Raw EPA per play (the most common advanced QB stat) is a team stat wearing a quarterback's jersey. It rewards quarterbacks on strong offensive lines with elite receivers, and it buries quarterbacks who are outperforming their context. Front offices know this intuitively, but every existing tool for separating quarterback value from team context is either proprietary, unauditable, or doesn't decompose the full picture. PFF grades can't be reproduced. NFL Next Gen Stats' Passing Score doesn't separate QB contribution from support contribution in an additive, inspectable way. Kevin Cole's AQE adjusts for schedule but doesn't isolate protection and receiver talent as explicit separate variables.
We wanted a model where anyone could run the pipeline, check every number, and move the support sliders themselves.
What it does
QB True Value decomposes every qualifying QB-season from 2019–2025 (200+ attempts) into exactly three additive components that always sum to the quarterback's real EPA per play:
League Baseline: what a replacement-level player would be expected to produce in the same game situations (down, distance, field position, score state, win probability, time remaining, weather, roof type), estimated by a gradient-boosted model trained with no QB identity features.

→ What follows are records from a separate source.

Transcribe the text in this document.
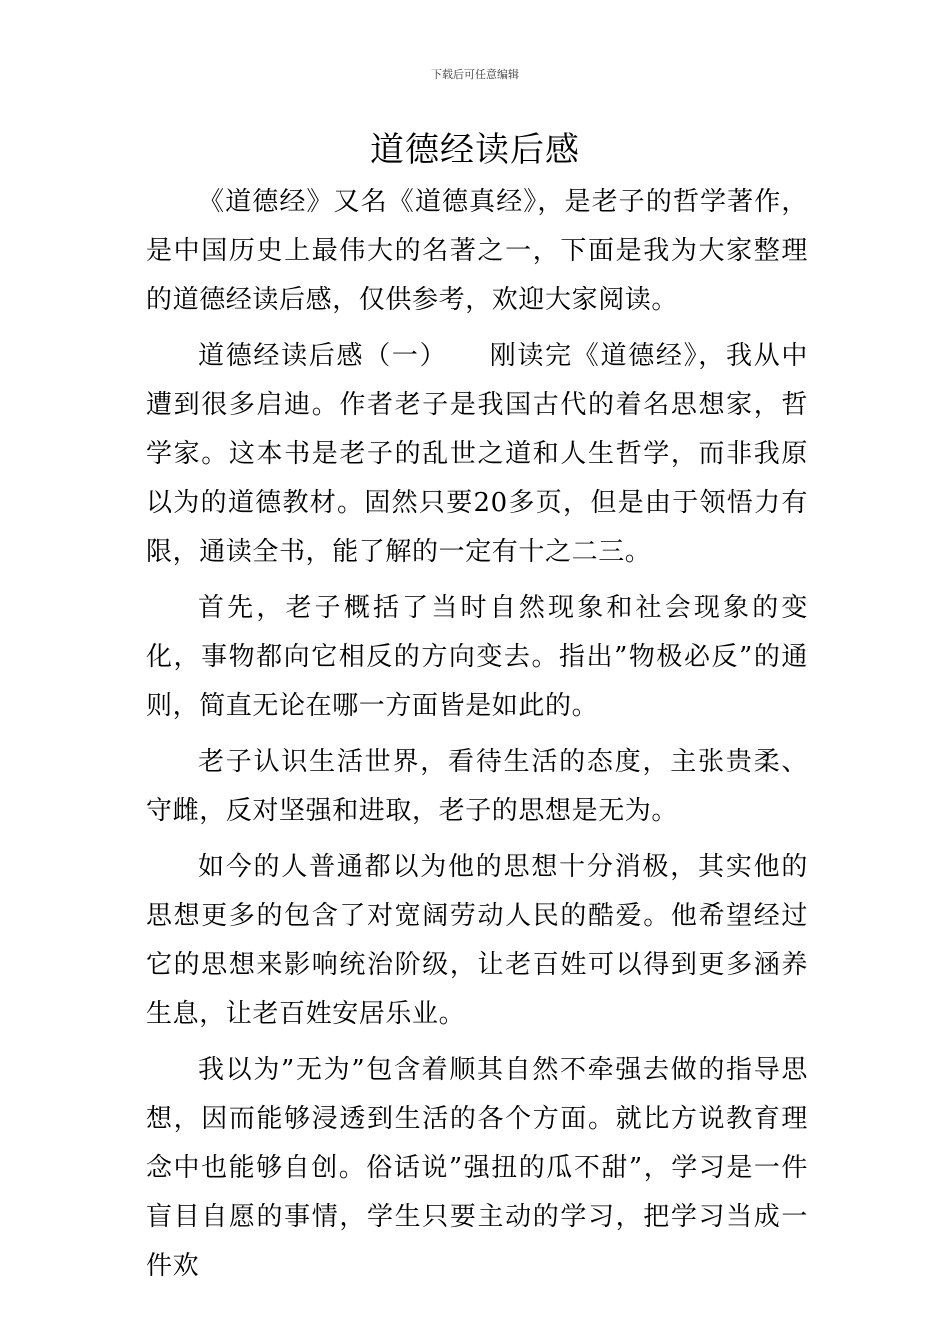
下载后可任意编辑
道德经读后感

《道德经》又名《道德真经》，是老子的哲学著作，是中国历史上最伟大的名著之一，下面是我为大家整理的道德经读后感，仅供参考，欢迎大家阅读。

道德经读后感（一）　　刚读完《道德经》，我从中遭到很多启迪。作者老子是我国古代的着名思想家，哲学家。这本书是老子的乱世之道和人生哲学，而非我原以为的道德教材。固然只要20多页，但是由于领悟力有限，通读全书，能了解的一定有十之二三。

首先，老子概括了当时自然现象和社会现象的变化，事物都向它相反的方向变去。指出”物极必反”的通则，简直无论在哪一方面皆是如此的。

老子认识生活世界，看待生活的态度，主张贵柔、守雌，反对坚强和进取，老子的思想是无为。

如今的人普通都以为他的思想十分消极，其实他的思想更多的包含了对宽阔劳动人民的酷爱。他希望经过它的思想来影响统治阶级，让老百姓可以得到更多涵养生息，让老百姓安居乐业。

我以为”无为”包含着顺其自然不牵强去做的指导思想，因而能够浸透到生活的各个方面。就比方说教育理念中也能够自创。俗话说”强扭的瓜不甜”，学习是一件盲目自愿的事情，学生只要主动的学习，把学习当成一件欢
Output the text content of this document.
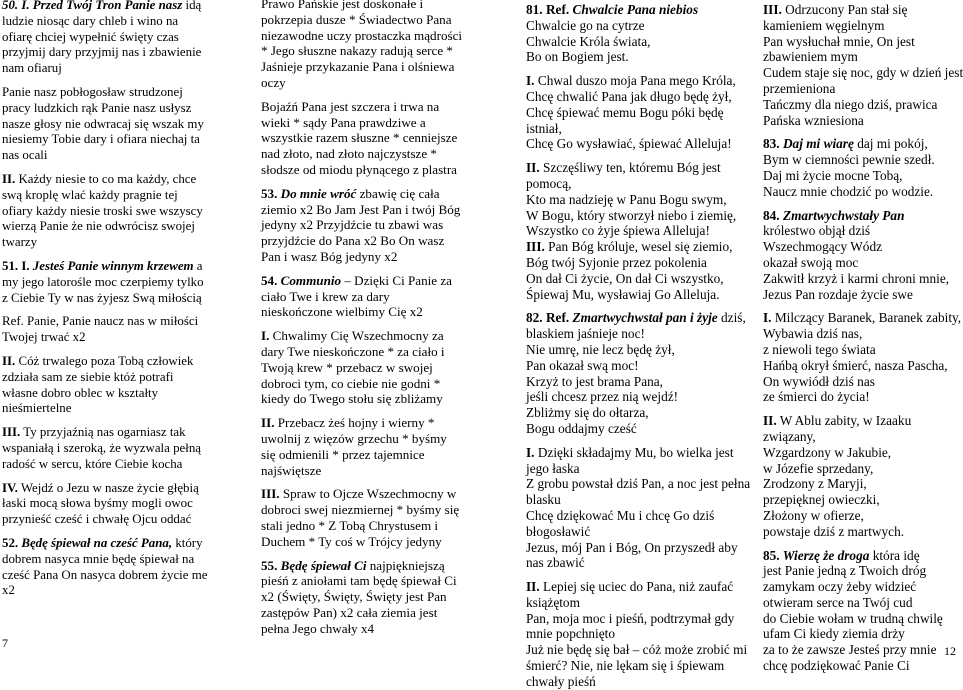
50. I. Przed Twój Tron Panie nasz idą
ludzie niosąc dary chleb i wino na
ofiarę chciej wypełnić święty czas
przyjmij dary przyjmij nas i zbawienie
nam ofiaruj
Panie nasz pobłogosław strudzonej
pracy ludzkich rąk Panie nasz usłysz
nasze głosy nie odwracaj się wszak my
niesiemy Tobie dary i ofiara niechaj ta
nas ocali
II. Każdy niesie to co ma każdy, chce
swą kroplę wlać każdy pragnie tej
ofiary każdy niesie troski swe wszyscy
wierzą Panie że nie odwrócisz swojej
twarzy
51. I. Jesteś Panie winnym krzewem a
my jego latorośle moc czerpiemy tylko
z Ciebie Ty w nas żyjesz Swą miłością
Ref. Panie, Panie naucz nas w miłości
Twojej trwać x2
II. Cóż trwalego poza Tobą człowiek
zdziała sam ze siebie któż potrafi
własne dobro oblec w kształty
nieśmiertelne
III. Ty przyjaźnią nas ogarniasz tak
wspaniałą i szeroką, że wyzwala pełną
radość w sercu, które Ciebie kocha
IV. Wejdź o Jezu w nasze życie głębią
łaski mocą słowa byśmy mogli owoc
przynieść cześć i chwałę Ojcu oddać
52. Będę śpiewał na cześć Pana, który
dobrem nasyca mnie będę śpiewał na
cześć Pana On nasyca dobrem życie me
x2
Prawo Pańskie jest doskonałe i
pokrzepia dusze * Świadectwo Pana
niezawodne uczy prostaczka mądrości
* Jego słuszne nakazy radują serce *
Jaśnieje przykazanie Pana i olśniewa
oczy
Bojaźń Pana jest szczera i trwa na
wieki * sądy Pana prawdziwe a
wszystkie razem słuszne * cenniejsze
nad złoto, nad złoto najczystsze *
słodsze od miodu płynącego z plastra
53. Do mnie wróć zbawię cię cała
ziemio x2 Bo Jam Jest Pan i twój Bóg
jedyny x2 Przyjdźcie tu zbawi was
przyjdźcie do Pana x2 Bo On wasz
Pan i wasz Bóg jedyny x2
54. Communio – Dzięki Ci Panie za
ciało Twe i krew za dary
nieskończone wielbimy Cię x2
I. Chwalimy Cię Wszechmocny za
dary Twe nieskończone * za ciało i
Twoją krew * przebacz w swojej
dobroci tym, co ciebie nie godni *
kiedy do Twego stołu się zbliżamy
II. Przebacz żeś hojny i wierny *
uwolnij z więzów grzechu * byśmy
się odmienili * przez tajemnice
najświętsze
III. Spraw to Ojcze Wszechmocny w
dobroci swej niezmiernej * byśmy się
stali jedno * Z Tobą Chrystusem i
Duchem * Ty coś w Trójcy jedyny
55. Będę śpiewał Ci najpiękniejszą
pieśń z aniołami tam będę śpiewał Ci
x2 (Święty, Święty, Święty jest Pan
zastępów Pan) x2 cała ziemia jest
pełna Jego chwały x4
81. Ref. Chwalcie Pana niebios
Chwalcie go na cytrze
Chwalcie Króla świata,
Bo on Bogiem jest.
I. Chwal duszo moja Pana mego Króla,
Chcę chwalić Pana jak długo będę żył,
Chcę śpiewać memu Bogu póki będę
istniał,
Chcę Go wysławiać, śpiewać Alleluja!
II. Szczęśliwy ten, któremu Bóg jest
pomocą,
Kto ma nadzieję w Panu Bogu swym,
W Bogu, który stworzył niebo i ziemię,
Wszystko co żyje śpiewa Alleluja!
III. Pan Bóg króluje, wesel się ziemio,
Bóg twój Syjonie przez pokolenia
On dał Ci życie, On dał Ci wszystko,
Śpiewaj Mu, wysławiaj Go Alleluja.
82. Ref. Zmartwychwstał pan i żyje dziś,
blaskiem jaśnieje noc!
Nie umrę, nie lecz będę żył,
Pan okazał swą moc!
Krzyż to jest brama Pana,
jeśli chcesz przez nią wejdź!
Zbliżmy się do ołtarza,
Bogu oddajmy cześć
I. Dzięki składajmy Mu, bo wielka jest
jego łaska
Z grobu powstał dziś Pan, a noc jest pełna
blasku
Chcę dziękować Mu i chcę Go dziś
błogosławić
Jezus, mój Pan i Bóg, On przyszedł aby
nas zbawić
II. Lepiej się uciec do Pana, niż zaufać
książętom
Pan, moja moc i pieśń, podtrzymał gdy
mnie popchnięto
Już nie będę się bał – cóż może zrobić mi
śmierć? Nie, nie lękam się i śpiewam
chwały pieśń
III. Odrzucony Pan stał się
kamieniem węgielnym
Pan wysłuchał mnie, On jest
zbawieniem mym
Cudem staje się noc, gdy w dzień jest
przemieniona
Tańczmy dla niego dziś, prawica
Pańska wzniesiona
83. Daj mi wiarę daj mi pokój,
Bym w ciemności pewnie szedł.
Daj mi życie mocne Tobą,
Naucz mnie chodzić po wodzie.
84. Zmartwychwstały Pan
królestwo objął dziś
Wszechmogący Wódz
okazał swoją moc
Zakwitł krzyż i karmi chroni mnie,
Jezus Pan rozdaje życie swe
I. Milczący Baranek, Baranek zabity,
Wybawia dziś nas,
z niewoli tego świata
Hańbą okrył śmierć, nasza Pascha,
On wywiódł dziś nas
ze śmierci do życia!
II. W Ablu zabity, w Izaaku
związany,
Wzgardzony w Jakubie,
w Józefie sprzedany,
Zrodzony z Maryji,
przepięknej owieczki,
Złożony w ofierze,
powstaje dziś z martwych.
85. Wierzę że droga która idę
jest Panie jedną z Twoich dróg
zamykam oczy żeby widzieć
otwieram serce na Twój cud
do Ciebie wołam w trudną chwilę
ufam Ci kiedy ziemia drży
za to że zawsze Jesteś przy mnie
chcę podziękować Panie Ci
7
12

Support Contribution: the additional value attributable to the quarterback's supporting cast: receiver separation, time to throw, pass-block win rate, and opponent defensive EPA, estimated by OLS regression on the residual after Step 1.
QB-Created Value: what's left. The value the quarterback generated independent of his situation and his support.
The app surfaces this decomposition through:
A leaderboard with side-by-side raw EPA and QB-created EPA rankings, filterable by season and division, with a "Players to Watch" callout that flags active QBs whose 2025 QB-created EPA is running ahead of their raw stats
A waterfall chart showing how each quarterback's raw EPA breaks down into the three components A What If? simulator with interactive sliders to place a quarterback in any hypothetical support context and see in plain English how his attributable value changes
A Portability Score: a single metric that captures what fraction of a QB's production would travel with him to a new team
An Explore page with a raw-vs-created scatterplot (quadrant-labeled: Elite, Underrated, System-Dependent, Struggling) and a per-QB profile page with year-over-year trend charts Predictive validity charts that show how both metrics correlate across consecutive seasons
Everything runs from fully public data: nflverse play-by-play, NFL Next Gen Stats, and ESPN pass-block win rate.
How we built it
The analytical core is a deliberate two-step architecture.
Step 1 trains a gradient boosting model on play-by-play data to predict EPA from pure game-state features: down, distance, field position, score differential, win probability, time remaining, roof type, and weather. Crucially, no quarterback identity or support features enter Step 1. This gives us a situation-predicted EPA for every play. We average the residuals (actual EPA minus situation-predicted EPA) across a quarterback's season to produce a clean, situation-adjusted signal.
Step 2 takes those per-season residuals and regresses them via OLS against four support features: average receiver separation (NGS), time to throw (NGS), pass-block win rate (ESPN), and opponent defensive EPA (nflverse). The regression prediction represents the support contribution. The remaining unexplained value is interpreted as QB-created value.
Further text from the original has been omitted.